On this day in 1880, the patent for Apparatus for Signaling and Communicating, called “Photophone” was granted. U.S. Patent No. 235,199.

The Apparatus for Signaling and Communicating, called “Photophone” was invented by Alexander Graham Bell, of Washington, D.C. This patent application was granted on December 7, 1880 as U.S. Patent No. 235,199.

Mr. Bell’s invention consists in a method of utilizing radiant energy and of applying it by suitable apparatus to produce audible signals and to produce electric signals.

The rays which proceed from the sun and other similar sources, falling upon various bodies, produce effects generally perceived by the senses as heat or as color. Besides this, and notable when they fall upon the substances, the energy which they are to convey produces in those bodies a change which the sense of touch or the sense of sight has not been able to take notice of. This change condition may be fitly called a “state of strain” and he was able to make it manifest in various ways in different substances.

Mr.
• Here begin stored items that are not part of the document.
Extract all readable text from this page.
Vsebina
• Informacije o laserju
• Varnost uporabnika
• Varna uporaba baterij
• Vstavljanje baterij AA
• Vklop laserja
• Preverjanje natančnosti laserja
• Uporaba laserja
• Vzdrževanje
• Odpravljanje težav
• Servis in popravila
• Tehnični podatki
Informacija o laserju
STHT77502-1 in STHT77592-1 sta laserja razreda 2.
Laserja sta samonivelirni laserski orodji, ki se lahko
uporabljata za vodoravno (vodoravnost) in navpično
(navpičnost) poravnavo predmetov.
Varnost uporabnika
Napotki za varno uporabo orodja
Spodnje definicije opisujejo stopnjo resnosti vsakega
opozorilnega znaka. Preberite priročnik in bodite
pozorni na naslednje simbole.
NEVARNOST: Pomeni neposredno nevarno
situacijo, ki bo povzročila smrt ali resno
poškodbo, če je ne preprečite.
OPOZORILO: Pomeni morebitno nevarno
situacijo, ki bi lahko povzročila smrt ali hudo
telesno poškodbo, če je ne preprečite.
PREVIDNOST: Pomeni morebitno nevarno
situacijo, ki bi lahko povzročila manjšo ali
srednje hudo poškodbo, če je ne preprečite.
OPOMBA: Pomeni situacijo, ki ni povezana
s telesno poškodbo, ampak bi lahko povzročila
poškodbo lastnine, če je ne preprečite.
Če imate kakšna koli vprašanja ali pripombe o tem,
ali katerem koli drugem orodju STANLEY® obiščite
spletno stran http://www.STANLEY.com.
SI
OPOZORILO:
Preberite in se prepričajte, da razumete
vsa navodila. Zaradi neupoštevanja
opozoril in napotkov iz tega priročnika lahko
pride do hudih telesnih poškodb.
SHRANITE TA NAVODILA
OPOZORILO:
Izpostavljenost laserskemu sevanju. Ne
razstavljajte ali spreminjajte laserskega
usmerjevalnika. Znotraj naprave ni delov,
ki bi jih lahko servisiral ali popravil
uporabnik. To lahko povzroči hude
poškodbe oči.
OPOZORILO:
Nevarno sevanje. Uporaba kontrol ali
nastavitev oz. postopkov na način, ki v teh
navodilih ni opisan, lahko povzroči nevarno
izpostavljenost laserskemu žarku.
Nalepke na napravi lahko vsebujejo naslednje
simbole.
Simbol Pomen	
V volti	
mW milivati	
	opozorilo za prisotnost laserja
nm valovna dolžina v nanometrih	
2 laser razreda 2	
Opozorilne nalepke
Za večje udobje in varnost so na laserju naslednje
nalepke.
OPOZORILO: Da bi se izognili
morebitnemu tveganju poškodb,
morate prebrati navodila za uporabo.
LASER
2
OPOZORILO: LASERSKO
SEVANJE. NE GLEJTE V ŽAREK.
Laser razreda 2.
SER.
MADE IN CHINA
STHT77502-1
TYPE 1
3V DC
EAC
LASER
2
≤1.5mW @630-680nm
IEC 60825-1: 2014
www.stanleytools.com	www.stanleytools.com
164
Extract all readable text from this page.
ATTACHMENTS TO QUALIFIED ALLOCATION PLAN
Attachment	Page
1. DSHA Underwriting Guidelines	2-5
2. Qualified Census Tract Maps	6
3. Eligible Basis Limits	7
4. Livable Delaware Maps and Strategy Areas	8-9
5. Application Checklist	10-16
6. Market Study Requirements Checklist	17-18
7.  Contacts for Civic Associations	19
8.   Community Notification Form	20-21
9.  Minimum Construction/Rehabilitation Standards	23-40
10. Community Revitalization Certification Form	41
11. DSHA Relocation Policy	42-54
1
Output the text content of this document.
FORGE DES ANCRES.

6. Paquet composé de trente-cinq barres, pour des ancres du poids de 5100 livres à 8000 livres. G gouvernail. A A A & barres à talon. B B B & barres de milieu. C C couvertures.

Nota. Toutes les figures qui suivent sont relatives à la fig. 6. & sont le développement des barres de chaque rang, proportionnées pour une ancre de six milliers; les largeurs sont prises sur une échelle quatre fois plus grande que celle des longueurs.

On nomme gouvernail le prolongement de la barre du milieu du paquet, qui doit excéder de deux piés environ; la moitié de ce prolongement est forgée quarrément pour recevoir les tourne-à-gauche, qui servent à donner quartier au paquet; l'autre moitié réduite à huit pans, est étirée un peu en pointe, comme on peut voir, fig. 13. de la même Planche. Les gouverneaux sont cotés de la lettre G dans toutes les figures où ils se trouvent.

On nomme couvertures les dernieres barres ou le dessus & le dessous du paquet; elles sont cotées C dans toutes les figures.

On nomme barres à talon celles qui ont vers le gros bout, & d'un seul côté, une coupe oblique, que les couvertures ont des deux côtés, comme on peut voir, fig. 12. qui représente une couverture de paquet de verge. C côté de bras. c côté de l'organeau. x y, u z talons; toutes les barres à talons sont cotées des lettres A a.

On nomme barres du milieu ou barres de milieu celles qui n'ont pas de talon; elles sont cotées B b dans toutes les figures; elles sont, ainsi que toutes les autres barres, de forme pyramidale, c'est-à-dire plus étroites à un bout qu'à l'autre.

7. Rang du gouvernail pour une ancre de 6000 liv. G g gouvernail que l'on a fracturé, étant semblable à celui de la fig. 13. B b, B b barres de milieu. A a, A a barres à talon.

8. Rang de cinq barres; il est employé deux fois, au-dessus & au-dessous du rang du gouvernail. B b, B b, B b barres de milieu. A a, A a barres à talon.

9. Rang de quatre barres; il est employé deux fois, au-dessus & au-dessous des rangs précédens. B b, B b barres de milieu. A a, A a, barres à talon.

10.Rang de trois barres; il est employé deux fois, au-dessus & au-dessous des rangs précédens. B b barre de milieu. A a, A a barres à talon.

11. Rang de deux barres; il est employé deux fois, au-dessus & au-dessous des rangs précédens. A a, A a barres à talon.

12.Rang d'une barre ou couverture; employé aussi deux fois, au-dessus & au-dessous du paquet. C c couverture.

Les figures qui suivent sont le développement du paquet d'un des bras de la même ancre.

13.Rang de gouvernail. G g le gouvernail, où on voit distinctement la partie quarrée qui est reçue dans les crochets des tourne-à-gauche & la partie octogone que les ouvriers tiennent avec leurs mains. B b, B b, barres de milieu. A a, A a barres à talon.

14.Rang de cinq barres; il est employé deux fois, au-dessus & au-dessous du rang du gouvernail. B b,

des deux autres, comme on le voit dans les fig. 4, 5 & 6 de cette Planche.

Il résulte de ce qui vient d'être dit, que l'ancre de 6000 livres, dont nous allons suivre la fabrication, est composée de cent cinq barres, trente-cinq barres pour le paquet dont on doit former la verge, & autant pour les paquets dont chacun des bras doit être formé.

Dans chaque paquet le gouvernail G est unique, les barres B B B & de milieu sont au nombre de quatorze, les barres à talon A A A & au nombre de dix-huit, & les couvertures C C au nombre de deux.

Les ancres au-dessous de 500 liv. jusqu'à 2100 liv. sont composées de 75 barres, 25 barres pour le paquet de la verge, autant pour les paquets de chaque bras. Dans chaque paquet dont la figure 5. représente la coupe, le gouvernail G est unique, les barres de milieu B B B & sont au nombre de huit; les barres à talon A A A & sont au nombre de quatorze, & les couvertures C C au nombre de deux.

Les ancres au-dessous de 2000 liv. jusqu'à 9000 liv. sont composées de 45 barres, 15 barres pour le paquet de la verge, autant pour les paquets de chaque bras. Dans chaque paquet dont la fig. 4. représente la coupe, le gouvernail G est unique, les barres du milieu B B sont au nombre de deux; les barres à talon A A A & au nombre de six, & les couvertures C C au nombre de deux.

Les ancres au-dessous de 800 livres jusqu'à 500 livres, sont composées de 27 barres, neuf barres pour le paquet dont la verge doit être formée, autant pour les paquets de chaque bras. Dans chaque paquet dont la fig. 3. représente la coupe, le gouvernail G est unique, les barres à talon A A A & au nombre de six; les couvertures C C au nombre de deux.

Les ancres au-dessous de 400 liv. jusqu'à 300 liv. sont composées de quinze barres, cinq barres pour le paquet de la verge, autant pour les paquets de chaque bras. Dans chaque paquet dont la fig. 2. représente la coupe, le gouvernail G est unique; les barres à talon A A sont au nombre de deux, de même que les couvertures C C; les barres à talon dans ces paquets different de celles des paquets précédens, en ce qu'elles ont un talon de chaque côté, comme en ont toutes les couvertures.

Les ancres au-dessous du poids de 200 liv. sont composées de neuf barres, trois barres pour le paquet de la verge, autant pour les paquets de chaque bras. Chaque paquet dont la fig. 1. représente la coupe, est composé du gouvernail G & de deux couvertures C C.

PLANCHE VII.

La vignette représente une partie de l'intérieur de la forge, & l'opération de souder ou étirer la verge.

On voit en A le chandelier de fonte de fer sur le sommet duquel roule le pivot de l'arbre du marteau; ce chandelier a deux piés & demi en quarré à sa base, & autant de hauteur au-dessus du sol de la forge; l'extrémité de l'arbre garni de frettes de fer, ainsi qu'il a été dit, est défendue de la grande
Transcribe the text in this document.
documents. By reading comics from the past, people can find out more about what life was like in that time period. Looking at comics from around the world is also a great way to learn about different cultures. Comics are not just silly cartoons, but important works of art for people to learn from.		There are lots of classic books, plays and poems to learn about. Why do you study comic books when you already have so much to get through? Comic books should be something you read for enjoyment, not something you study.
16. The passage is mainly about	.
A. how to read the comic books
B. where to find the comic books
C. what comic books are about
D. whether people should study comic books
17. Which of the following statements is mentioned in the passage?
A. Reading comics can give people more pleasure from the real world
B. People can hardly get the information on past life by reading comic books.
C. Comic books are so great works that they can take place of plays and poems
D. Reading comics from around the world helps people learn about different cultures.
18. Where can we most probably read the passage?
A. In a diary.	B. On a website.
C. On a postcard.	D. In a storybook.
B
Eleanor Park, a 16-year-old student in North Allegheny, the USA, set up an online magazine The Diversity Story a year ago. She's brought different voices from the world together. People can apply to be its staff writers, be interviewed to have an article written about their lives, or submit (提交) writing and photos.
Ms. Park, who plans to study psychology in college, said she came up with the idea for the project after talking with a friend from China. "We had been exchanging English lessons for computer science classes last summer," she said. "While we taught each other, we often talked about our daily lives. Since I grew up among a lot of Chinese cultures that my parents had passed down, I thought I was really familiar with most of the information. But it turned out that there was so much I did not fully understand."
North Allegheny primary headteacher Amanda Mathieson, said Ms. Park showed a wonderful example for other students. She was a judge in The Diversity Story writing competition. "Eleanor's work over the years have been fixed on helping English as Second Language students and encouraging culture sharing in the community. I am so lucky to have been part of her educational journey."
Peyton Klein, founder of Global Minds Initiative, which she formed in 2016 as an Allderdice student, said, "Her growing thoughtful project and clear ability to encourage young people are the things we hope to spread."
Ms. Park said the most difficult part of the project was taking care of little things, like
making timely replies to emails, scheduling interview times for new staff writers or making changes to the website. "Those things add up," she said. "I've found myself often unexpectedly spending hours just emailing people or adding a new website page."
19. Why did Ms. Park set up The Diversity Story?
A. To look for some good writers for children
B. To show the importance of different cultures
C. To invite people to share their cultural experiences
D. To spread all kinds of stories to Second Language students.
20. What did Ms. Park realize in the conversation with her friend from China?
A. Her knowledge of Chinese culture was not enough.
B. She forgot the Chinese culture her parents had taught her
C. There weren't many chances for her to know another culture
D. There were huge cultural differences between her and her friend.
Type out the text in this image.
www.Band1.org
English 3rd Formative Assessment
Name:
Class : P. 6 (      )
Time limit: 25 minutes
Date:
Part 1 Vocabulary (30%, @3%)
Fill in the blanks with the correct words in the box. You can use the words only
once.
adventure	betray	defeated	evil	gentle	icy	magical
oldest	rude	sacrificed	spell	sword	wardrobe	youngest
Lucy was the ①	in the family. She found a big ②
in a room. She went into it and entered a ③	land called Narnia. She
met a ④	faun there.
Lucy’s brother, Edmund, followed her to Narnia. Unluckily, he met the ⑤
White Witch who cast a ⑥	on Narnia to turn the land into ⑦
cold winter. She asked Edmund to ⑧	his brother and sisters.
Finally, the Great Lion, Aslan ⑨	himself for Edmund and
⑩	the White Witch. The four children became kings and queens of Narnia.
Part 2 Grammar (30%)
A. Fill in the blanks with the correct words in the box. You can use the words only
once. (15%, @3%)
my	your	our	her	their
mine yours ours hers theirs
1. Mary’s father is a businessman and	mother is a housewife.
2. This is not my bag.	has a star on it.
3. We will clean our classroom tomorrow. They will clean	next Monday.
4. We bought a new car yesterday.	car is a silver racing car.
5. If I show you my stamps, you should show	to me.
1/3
Bell’s invention of the telephone has overshadowed this invention but the Photophone has paved the way for so many things that we use now and he considered it his most important invention.

The Photophone was the first wireless communications apparatus to be used; it preceded the invention of the radio by almost 20 years. The Photophone is also recognized as the originator of the modern fiber optic telecommunications system that we currently use to transmit telephone, cable and internet signals across large distances. Mr. Bell did have some frustrations with the Photophone; it would not work at night or when there was inclement weather. But I’m sure most of us have experienced this a time or two, the weather will make your phone and internet not work as well so his frustration is still valid today.